If a defective product injures you, you might wonder if the product was subject to a recall. Suppose you search for a recall and discover the product was, in fact, recalled. If so, the recall could be used as evidence in a product liability claim, though it doesn’t automatically prove liability for damages.
How Does a Product Recall Work in the United States?
Manufacturers recall products for many reasons, including reports of adverse events. They might voluntarily recall a product or initiate a recall after prompting by a federal agency. Federal agencies that recall products include the U.S. Department of Agriculture, the U.S. Food and Drug Administration, the National Highway Traffic Safety Administration, and the U.S. Consumer Product Safety Commission.
A notice is sent to sellers and distributors to immediately remove the product from the market. Recalls may be published online, provided to the media, and listed on various government websites. In some cases, recall notices might be sent to known customers.
The recall notice identifies the product by make, model, and lot number. The notice might also explain the dangers the product poses and any known adverse events. Finally, the recall provides information about what the consumer should do, such as return the product or throw the product away.
Does a Recall Automatically Make a Manufacturer Liable?
Some state laws might allow recalls to be entered into evidence in a product liability case. Other states have laws that make recall notices inadmissible as evidence. In either case, the recall itself does not create liability for damages caused by a defective product.
On the other hand, the recall does not automatically relieve the manufacturer from liability. The manufacturer might use the recall as a defense to product liability claims by proving the injured party received a recall notice and continued using the product. However, if a person is injured because of a defective product, a broadly issued recall does not absolve the manufacturer of liability.

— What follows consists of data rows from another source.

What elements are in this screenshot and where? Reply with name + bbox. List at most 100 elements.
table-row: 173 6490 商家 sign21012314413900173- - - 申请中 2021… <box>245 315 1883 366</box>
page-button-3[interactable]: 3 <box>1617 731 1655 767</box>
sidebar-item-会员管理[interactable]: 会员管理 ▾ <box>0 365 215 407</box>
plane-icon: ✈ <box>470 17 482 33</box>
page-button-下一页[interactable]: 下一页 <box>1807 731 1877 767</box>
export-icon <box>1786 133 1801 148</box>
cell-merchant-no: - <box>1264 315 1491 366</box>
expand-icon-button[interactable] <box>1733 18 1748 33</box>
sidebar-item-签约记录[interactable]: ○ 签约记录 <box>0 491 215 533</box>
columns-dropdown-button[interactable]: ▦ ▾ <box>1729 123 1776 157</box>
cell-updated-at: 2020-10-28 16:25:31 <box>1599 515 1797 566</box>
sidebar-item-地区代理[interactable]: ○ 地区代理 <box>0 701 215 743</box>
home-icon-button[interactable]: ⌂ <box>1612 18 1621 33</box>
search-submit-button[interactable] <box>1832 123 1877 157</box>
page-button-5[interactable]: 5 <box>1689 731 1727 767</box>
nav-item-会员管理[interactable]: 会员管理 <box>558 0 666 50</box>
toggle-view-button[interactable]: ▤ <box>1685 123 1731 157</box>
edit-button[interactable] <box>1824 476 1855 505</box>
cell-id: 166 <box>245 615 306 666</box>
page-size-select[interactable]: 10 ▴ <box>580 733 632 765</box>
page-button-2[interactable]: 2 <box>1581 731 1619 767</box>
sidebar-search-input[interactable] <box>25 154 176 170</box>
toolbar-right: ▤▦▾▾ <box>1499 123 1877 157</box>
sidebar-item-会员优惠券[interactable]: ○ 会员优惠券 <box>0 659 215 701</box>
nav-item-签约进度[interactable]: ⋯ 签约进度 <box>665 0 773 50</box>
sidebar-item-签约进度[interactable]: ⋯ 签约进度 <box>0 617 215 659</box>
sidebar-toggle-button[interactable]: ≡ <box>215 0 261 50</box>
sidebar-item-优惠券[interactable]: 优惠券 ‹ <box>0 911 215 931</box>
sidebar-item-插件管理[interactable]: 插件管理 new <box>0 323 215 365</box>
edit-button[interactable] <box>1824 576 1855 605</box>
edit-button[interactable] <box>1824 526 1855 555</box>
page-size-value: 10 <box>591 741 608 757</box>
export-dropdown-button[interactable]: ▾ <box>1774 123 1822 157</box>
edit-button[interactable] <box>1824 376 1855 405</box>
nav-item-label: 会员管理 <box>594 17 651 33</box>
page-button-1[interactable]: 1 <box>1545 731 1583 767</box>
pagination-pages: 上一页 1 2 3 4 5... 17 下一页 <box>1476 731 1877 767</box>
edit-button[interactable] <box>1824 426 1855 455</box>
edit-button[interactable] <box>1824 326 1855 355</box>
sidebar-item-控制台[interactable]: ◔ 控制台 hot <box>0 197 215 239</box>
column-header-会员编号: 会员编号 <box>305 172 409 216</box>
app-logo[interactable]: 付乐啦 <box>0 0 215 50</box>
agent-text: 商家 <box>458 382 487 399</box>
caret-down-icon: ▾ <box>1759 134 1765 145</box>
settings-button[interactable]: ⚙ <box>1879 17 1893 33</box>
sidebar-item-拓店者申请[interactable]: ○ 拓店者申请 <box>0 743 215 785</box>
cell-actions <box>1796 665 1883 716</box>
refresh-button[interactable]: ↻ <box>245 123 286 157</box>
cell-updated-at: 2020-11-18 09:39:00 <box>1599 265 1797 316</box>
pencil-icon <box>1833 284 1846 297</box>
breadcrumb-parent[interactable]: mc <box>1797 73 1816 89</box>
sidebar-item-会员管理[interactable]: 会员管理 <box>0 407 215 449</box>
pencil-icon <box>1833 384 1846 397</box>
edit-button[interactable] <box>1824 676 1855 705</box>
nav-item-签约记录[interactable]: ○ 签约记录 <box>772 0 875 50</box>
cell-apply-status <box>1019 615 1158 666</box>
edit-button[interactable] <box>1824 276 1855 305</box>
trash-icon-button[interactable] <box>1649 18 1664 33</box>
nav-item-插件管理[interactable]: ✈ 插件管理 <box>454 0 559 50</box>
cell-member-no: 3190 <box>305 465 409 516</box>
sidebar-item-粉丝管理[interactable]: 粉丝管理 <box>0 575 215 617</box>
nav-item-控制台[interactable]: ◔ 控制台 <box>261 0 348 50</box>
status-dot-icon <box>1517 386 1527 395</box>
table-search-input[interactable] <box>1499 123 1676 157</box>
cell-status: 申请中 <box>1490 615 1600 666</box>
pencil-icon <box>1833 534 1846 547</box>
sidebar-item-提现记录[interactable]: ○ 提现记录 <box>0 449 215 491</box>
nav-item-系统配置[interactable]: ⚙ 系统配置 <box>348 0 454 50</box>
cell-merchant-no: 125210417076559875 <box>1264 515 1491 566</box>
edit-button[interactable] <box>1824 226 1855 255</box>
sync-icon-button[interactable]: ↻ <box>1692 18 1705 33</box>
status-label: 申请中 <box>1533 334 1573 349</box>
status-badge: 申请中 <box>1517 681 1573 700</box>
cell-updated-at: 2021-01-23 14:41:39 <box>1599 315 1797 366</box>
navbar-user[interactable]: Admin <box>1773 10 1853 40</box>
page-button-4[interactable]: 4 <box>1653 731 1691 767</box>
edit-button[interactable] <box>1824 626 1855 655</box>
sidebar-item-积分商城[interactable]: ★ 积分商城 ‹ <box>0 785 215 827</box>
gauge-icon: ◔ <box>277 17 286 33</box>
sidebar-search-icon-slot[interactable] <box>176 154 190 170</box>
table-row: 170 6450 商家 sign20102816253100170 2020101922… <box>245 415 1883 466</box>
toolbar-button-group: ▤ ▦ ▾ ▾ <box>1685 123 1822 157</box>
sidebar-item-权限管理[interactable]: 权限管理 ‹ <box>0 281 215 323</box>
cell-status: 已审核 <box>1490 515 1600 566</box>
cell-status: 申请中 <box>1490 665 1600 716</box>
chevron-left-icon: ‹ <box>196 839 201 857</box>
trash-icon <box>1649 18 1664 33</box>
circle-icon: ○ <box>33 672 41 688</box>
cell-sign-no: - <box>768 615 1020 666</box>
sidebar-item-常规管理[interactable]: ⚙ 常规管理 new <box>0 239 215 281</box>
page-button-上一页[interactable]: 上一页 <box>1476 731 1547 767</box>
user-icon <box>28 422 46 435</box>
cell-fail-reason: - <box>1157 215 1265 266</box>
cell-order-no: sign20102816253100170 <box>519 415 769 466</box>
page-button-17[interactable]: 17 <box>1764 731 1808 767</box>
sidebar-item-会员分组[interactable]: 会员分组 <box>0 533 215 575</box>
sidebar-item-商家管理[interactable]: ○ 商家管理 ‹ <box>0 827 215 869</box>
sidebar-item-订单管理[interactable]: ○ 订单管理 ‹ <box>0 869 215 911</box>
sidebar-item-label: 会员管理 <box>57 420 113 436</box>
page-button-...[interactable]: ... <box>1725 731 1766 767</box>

Instead, the plaintiff must prove the elements of a product liability claim.
What Are the Legal Elements of a Product Liability Claim?
Product liability is the legal doctrine that holds a party liable for damages caused by a defective product. A product liability claim might be based on negligence, but many product liability cases are based on strict liability. That means the manufacturer and other parties can be liable for damages regardless of whether they intended to create a defective product or knew it was defective.
Generally, you must prove the following legal elements of a product liability lawsuit to win:
- The product had a defect that made it unreasonably dangerous;
- You used the product in a manner that a reasonable person would have used the product;
- The defect was the proximate and direct cause of your injury; and,
- You sustained damages because of the defect.
Investigating and gathering evidence to prove your personal injury case can be challenging. Product liability claims are incredibly complex personal injury cases. It is best to consult an experienced product liability lawyer as soon as possible after a defective product causes an injury.
Damages You Can Receive for Injuries Caused by Defective Products
Generally, recalls do not have a substantial impact on product liability claims. If you prove the legal elements of a product liability case, you could receive compensation for your:
- Past and future medical bills
- Disfigurement and scarring
- Pain and suffering
- Past and future lost wages
- Disabilities and impairments
- Emotional distress
- Diminished quality of life
- A decrease in earning capacity
The value of your product liability claim depends on several factors. The severity of your injury and whether you could be partially to blame for your injury are two factors used to value damages.
What Should I Do if a Product Has Been Recalled?
Read the entire recall notice carefully to determine the dangers associated with the product. Secure the product safely and contact a product liability lawyer immediately. The attorney can advise you if you need to return, dispose of, or preserve the product.